Thuggish LA Sheriff Told 1st Amendment Still Applicable in America in 2022
Hurry, quantities are limited:
Los Angeles County Sheriff Alex Villanueva said Tuesday that his department was targeting a Times journalist in a criminal leak investigation for her reporting on a departmental cover-up, but after a barrage of criticism from politicians, the newspaper and press freedom groups, he backed off his announcement and denied that he considered the reporter a suspect.
The sheriff lashed out at Times staff writer Alene Tchekmedyian during a morning news conference in which he suggested two longtime foes leaked her a surveillance video showing a deputy kneeling on the head of a handcuffed inmate.
Detailing an ongoing criminal probe of the leak, Villanueva displayed a poster with large photographs of Tchekmedyian, his political rival Eli Vera and sheriff’s Inspector General Max Huntsman with arrows pointing from the two men to the reporter.
“The three individuals that we want to know a lot about,” Villanueva said. “These three people have some important questions to answer.”
Villanueva exhibited a list of possible felonies under investigation, including conspiracy, burglary and unauthorized use of a database.

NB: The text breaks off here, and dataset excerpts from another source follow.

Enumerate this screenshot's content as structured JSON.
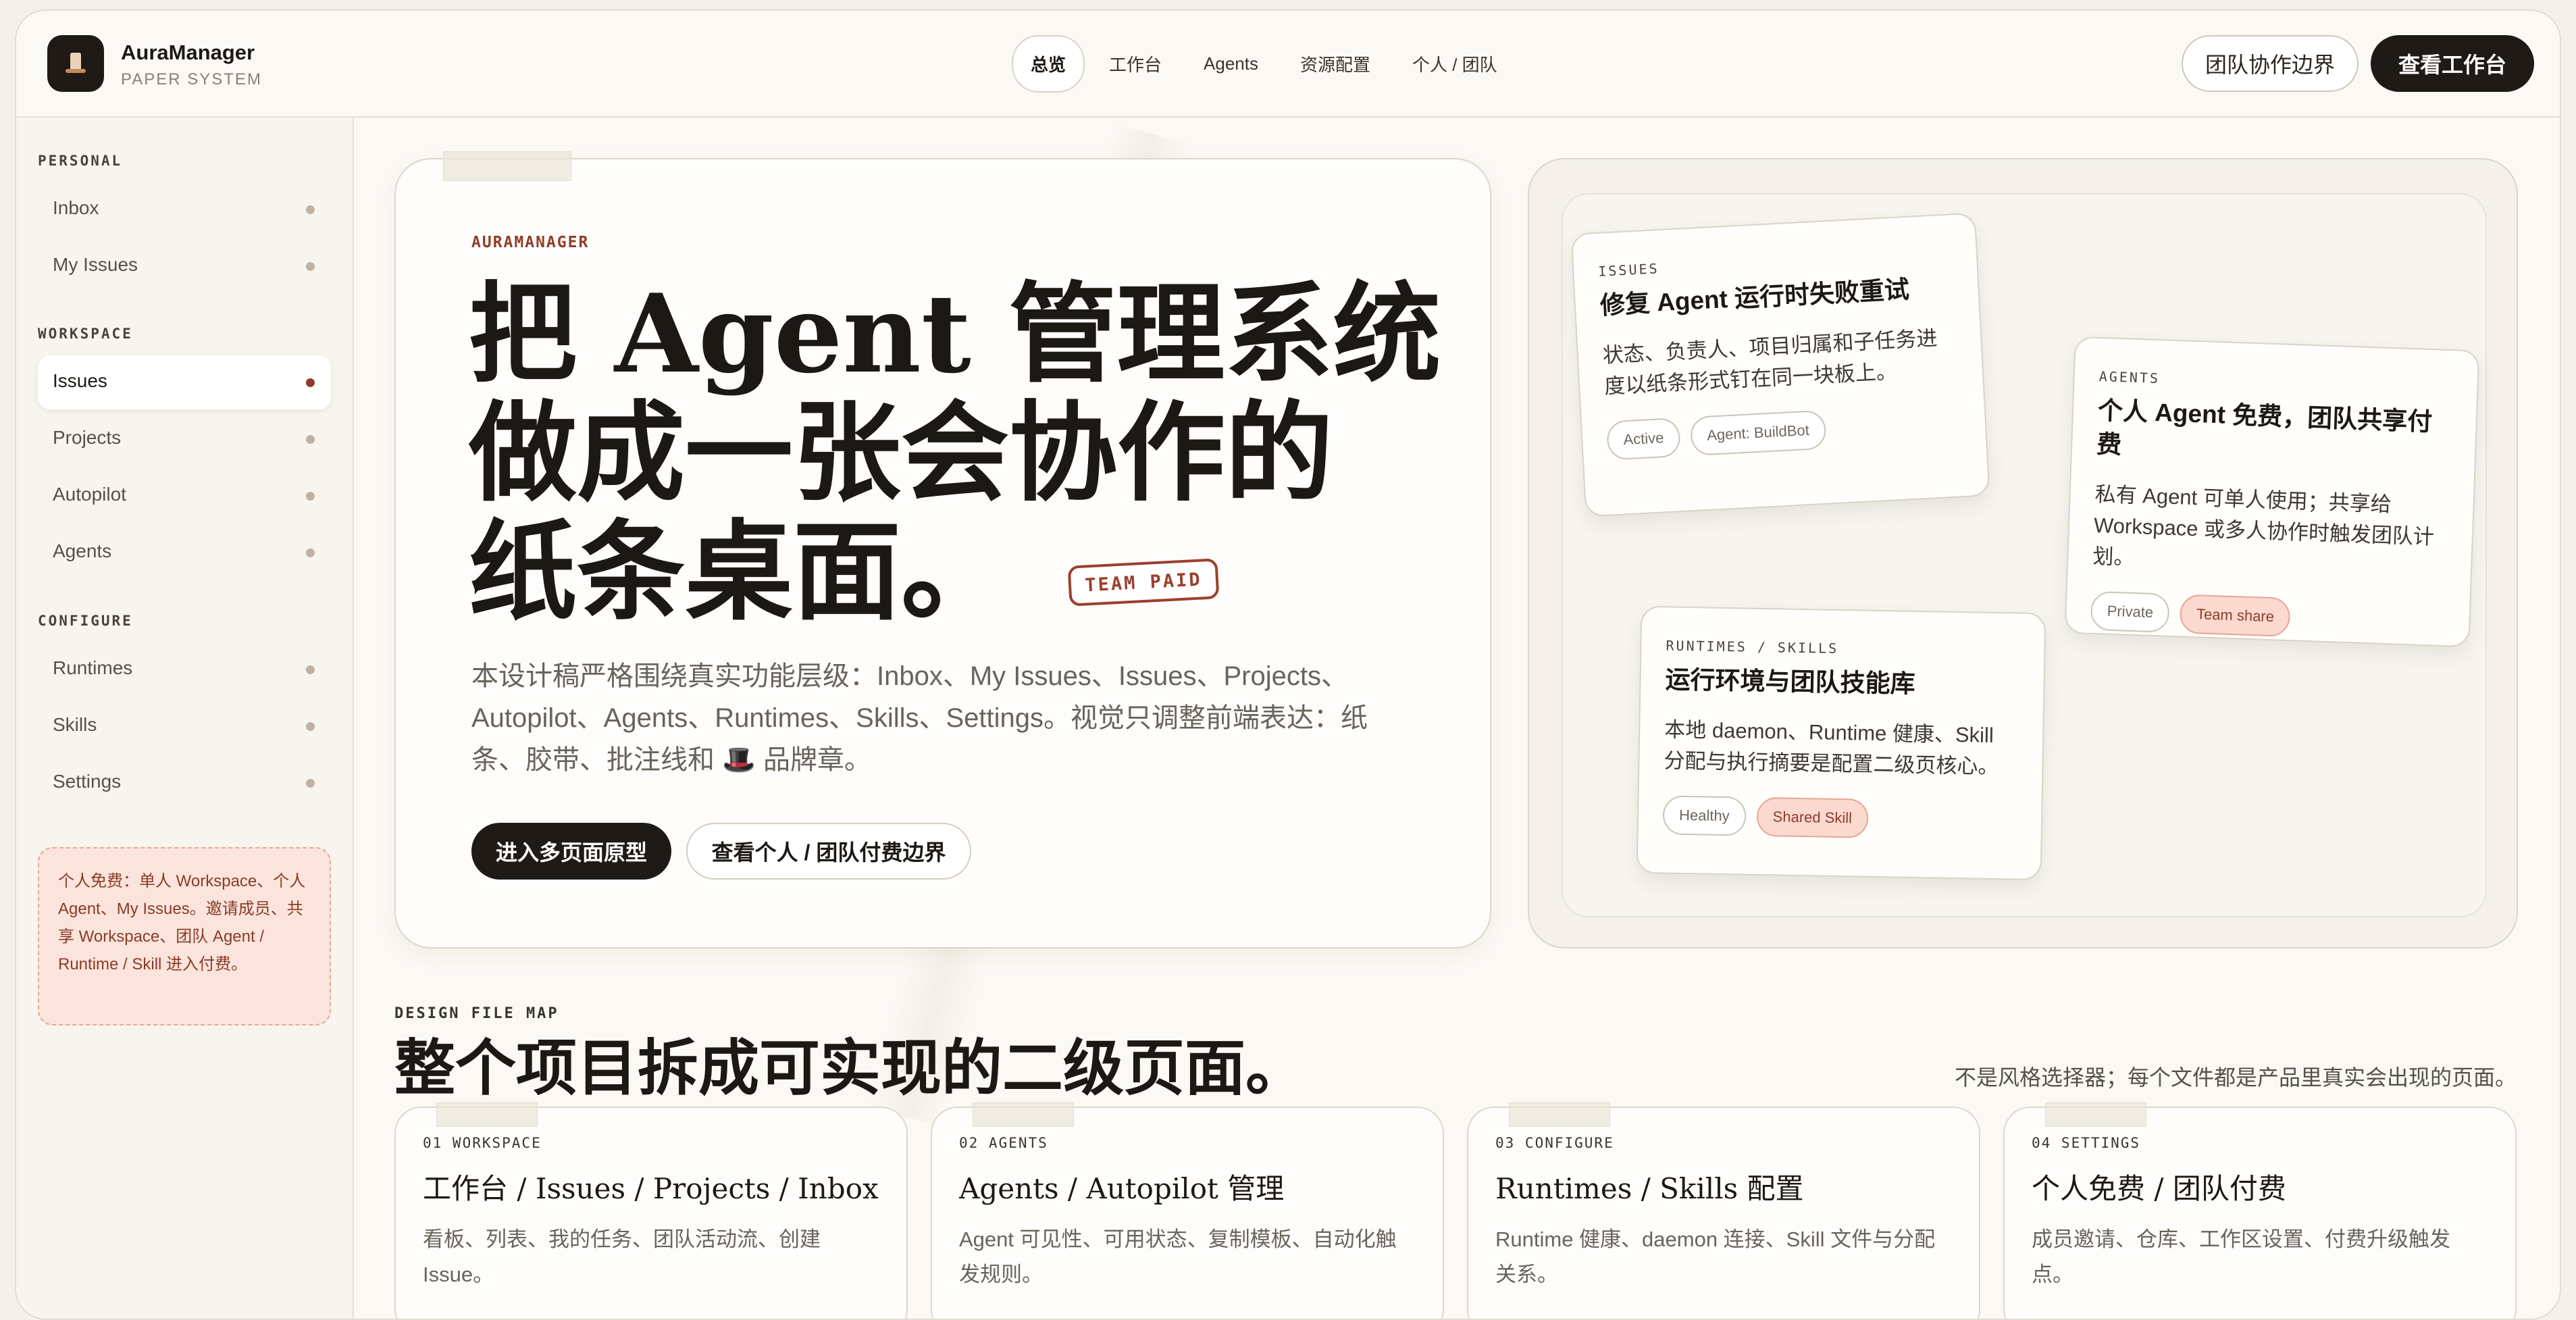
{
  "app": {
    "name": "AuraManager",
    "subtitle": "PAPER SYSTEM",
    "logo_icon": "top-hat-icon"
  },
  "nav": {
    "items": [
      {
        "label": "总览",
        "active": true
      },
      {
        "label": "工作台",
        "active": false
      },
      {
        "label": "Agents",
        "active": false
      },
      {
        "label": "资源配置",
        "active": false
      },
      {
        "label": "个人 / 团队",
        "active": false
      }
    ],
    "btn_outline": "团队协作边界",
    "btn_primary": "查看工作台"
  },
  "sidebar": {
    "sections": [
      {
        "title": "PERSONAL",
        "items": [
          "Inbox",
          "My Issues"
        ]
      },
      {
        "title": "WORKSPACE",
        "items": [
          "Issues",
          "Projects",
          "Autopilot",
          "Agents"
        ]
      },
      {
        "title": "CONFIGURE",
        "items": [
          "Runtimes",
          "Skills",
          "Settings"
        ]
      }
    ],
    "active_item": "Issues",
    "note": "个人免费：单人 Workspace、个人 Agent、My Issues。邀请成员、共享 Workspace、团队 Agent / Runtime / Skill 进入付费。"
  },
  "hero": {
    "eyebrow": "AURAMANAGER",
    "title_line1": "把 Agent 管理系统",
    "title_line2": "做成一张会协作的",
    "title_line3": "纸条桌面。",
    "stamp": "TEAM PAID",
    "description": "本设计稿严格围绕真实功能层级：Inbox、My Issues、Issues、Projects、Autopilot、Agents、Runtimes、Skills、Settings。视觉只调整前端表达：纸条、胶带、批注线和 🎩 品牌章。",
    "btn_primary": "进入多页面原型",
    "btn_secondary": "查看个人 / 团队付费边界"
  },
  "notes": [
    {
      "tag": "ISSUES",
      "title": "修复 Agent 运行时失败重试",
      "text": "状态、负责人、项目归属和子任务进度以纸条形式钉在同一块板上。",
      "chips": [
        "Active",
        "Agent: BuildBot"
      ]
    },
    {
      "tag": "AGENTS",
      "title": "个人 Agent 免费，团队共享付费",
      "text": "私有 Agent 可单人使用；共享给 Workspace 或多人协作时触发团队计划。",
      "chips": [
        "Private",
        "Team share"
      ]
    },
    {
      "tag": "RUNTIMES / SKILLS",
      "title": "运行环境与团队技能库",
      "text": "本地 daemon、Runtime 健康、Skill 分配与执行摘要是配置二级页核心。",
      "chips": [
        "Healthy",
        "Shared Skill"
      ]
    }
  ],
  "file_map": {
    "tag": "DESIGN FILE MAP",
    "title": "整个项目拆成可实现的二级页面。",
    "note": "不是风格选择器；每个文件都是产品里真实会出现的页面。",
    "cards": [
      {
        "tag": "01 WORKSPACE",
        "title": "工作台 / Issues / Projects / Inbox",
        "text": "看板、列表、我的任务、团队活动流、创建 Issue。"
      },
      {
        "tag": "02 AGENTS",
        "title": "Agents / Autopilot 管理",
        "text": "Agent 可见性、可用状态、复制模板、自动化触发规则。"
      },
      {
        "tag": "03 CONFIGURE",
        "title": "Runtimes / Skills 配置",
        "text": "Runtime 健康、daemon 连接、Skill 文件与分配关系。"
      },
      {
        "tag": "04 SETTINGS",
        "title": "个人免费 / 团队付费",
        "text": "成员邀请、仓库、工作区设置、付费升级触发点。"
      }
    ]
  },
  "colors": {
    "accent": "#8e3d2a",
    "dark": "#1f1a16",
    "paper": "#fbf9f4",
    "pink": "#fbd9cf"
  }
}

When pressed by reporters on whether he was investigating Tchekmedyian specifically, the sheriff replied, “All parties to the act are subjects of the investigation.”
Nice little newspaper you’ve got there.
Villanueva termed the video stolen property, but Loy said if the reporter was given a copy of the video and reported on it, that would be “exactly what the 1st Amendment gives the press a right to do.”
“I’m flabbergasted at some level, because what the sheriff is doing reflects a fundamental misunderstanding of basic 1st Amendment law. This has been settled for decades,” Loy said.
The U.S. Supreme Court has held that journalists generally cannot be held liable for publishing leaked materials that are about matters of public concern, even if the reporter knew or should have known that they were obtained through illegal means.
This is the kind of legal doctrine that authoritarians really hate, so look for a Federalist Society symposium soon on how James Madison was a big fan of prior restraints and the Pentagon Papers case is just as wrong-headed as precedents that claim it’s not legal to criminalize the purchase of contraceptives.
Also too, I find it pretty interesting that LA county’s aspiring caudillo wants to position himself as some sort of authentic Latino leader:
After Times columnist Gustavo Arellano mocked his decision last fall to let deputies wear cowboy hats, Villanueva called him a “vendido” — a sellout — on his weekly Facebook livestream. This spring, he used the same forum to go after the newspaper’s Pulitzer Prize-winning editorial writer, Robert Greene, after a meeting in which Villanueva made a bizarre accusation that Huntsman was a Holocaust denier.
It’s been pretty obvious for awhile now that when Latin America sends us its ideologies, it’s not sending its best.